Terremoto in Europa. Il voto in Polonia, e ancor prima quello in Portogallo, hanno messo all’opposizione la Merkel e tutti i partiti che hanno sposato le sue politiche di austerity. Per capire cosa succederà adesso bisogna, però, fare una analisi e un distinguo. Se è vero che il voto in Polonia e Portogallo è di fatto speculare (con il rifiuto del popolo delle politiche di austerity), è altrettanto indubbio che c’è una bella differenza fra i due Paesi che va spiegata. È in gioco la democrazia.

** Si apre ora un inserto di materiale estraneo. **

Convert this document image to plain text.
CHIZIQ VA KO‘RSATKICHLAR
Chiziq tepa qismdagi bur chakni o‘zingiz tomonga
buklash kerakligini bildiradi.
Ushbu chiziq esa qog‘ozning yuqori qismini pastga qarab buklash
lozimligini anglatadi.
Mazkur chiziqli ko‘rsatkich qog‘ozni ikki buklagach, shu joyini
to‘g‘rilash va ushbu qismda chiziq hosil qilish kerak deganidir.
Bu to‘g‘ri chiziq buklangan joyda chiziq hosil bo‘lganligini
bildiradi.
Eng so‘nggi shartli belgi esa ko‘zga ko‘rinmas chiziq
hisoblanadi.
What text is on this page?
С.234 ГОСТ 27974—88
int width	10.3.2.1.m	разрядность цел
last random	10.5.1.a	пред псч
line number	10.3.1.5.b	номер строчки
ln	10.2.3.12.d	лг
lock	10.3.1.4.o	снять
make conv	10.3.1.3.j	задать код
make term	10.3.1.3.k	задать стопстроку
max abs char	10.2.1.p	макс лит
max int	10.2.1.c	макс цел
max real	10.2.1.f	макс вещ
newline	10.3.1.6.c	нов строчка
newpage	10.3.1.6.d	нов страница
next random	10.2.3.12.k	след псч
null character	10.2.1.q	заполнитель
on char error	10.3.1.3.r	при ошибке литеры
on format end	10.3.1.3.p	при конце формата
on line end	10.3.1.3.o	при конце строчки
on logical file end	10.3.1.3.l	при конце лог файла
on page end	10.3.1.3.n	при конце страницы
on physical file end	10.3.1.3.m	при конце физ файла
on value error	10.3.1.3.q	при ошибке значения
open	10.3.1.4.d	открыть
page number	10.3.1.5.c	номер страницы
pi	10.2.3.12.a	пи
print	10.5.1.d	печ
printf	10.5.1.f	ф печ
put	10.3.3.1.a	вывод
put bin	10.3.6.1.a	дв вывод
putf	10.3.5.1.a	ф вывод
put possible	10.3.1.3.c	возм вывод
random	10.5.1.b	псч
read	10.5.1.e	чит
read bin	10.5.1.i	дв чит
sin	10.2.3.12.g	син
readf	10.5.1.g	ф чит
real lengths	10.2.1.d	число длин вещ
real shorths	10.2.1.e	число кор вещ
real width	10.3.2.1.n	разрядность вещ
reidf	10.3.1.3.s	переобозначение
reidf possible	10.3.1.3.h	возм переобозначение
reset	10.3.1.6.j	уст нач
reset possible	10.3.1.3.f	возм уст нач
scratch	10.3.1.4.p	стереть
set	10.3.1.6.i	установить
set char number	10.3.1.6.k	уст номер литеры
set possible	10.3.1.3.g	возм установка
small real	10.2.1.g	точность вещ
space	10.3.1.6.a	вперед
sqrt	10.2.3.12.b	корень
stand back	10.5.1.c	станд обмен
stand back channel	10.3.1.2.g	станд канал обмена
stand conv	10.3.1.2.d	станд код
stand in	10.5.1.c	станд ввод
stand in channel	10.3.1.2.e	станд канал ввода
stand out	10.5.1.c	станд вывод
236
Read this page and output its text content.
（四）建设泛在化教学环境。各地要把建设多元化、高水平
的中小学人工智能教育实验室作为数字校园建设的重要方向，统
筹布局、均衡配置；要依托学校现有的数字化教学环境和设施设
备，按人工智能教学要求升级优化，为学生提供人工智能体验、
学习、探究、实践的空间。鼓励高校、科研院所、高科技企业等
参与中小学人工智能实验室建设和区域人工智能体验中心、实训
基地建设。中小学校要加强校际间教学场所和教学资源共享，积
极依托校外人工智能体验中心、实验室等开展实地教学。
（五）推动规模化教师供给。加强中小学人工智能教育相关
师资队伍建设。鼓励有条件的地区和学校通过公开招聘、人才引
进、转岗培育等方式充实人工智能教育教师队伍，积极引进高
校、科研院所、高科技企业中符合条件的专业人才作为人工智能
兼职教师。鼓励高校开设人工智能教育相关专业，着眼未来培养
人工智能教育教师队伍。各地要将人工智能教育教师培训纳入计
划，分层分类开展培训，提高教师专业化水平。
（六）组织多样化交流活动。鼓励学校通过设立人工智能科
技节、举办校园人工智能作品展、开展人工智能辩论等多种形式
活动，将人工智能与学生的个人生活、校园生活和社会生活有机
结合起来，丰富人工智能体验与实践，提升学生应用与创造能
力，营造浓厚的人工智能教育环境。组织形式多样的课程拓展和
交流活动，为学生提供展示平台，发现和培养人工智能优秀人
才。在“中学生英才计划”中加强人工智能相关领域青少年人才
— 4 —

POLONIA, PERDE IL CANDIDATO DELLA MERKEL
Il partito pro Merkel ‘Piattaforma civica’ era in carica da 8 anni. Nonostante buone performance economiche (il PIL è cresciuto del 50% in 10 anni) ha imposto una politica basata su tagli alla spesa, privatizzazioni selvagge e aumento dell’età pensionabile, un mix delle Finanziarie targate Monti-Letta-Renzi. Il suo leader Donald Tusk è stato imposto dalla Germania come Presidente del Consiglio europeo. La sua politica liberista non è stata apprezzata dai polacchi che hanno tributato gli onori alle forze di opposizione, il partito Diritto e Giustizia, che adesso ha la maggioranza assoluta, e quello di Pawel Kukiz scelto in maggioranza dai giovani. La sinistra, che ha venduto l’anima al diavolo, è sparita negli abissi come Atlantide e non sarà nemmeno presente in Parlamento.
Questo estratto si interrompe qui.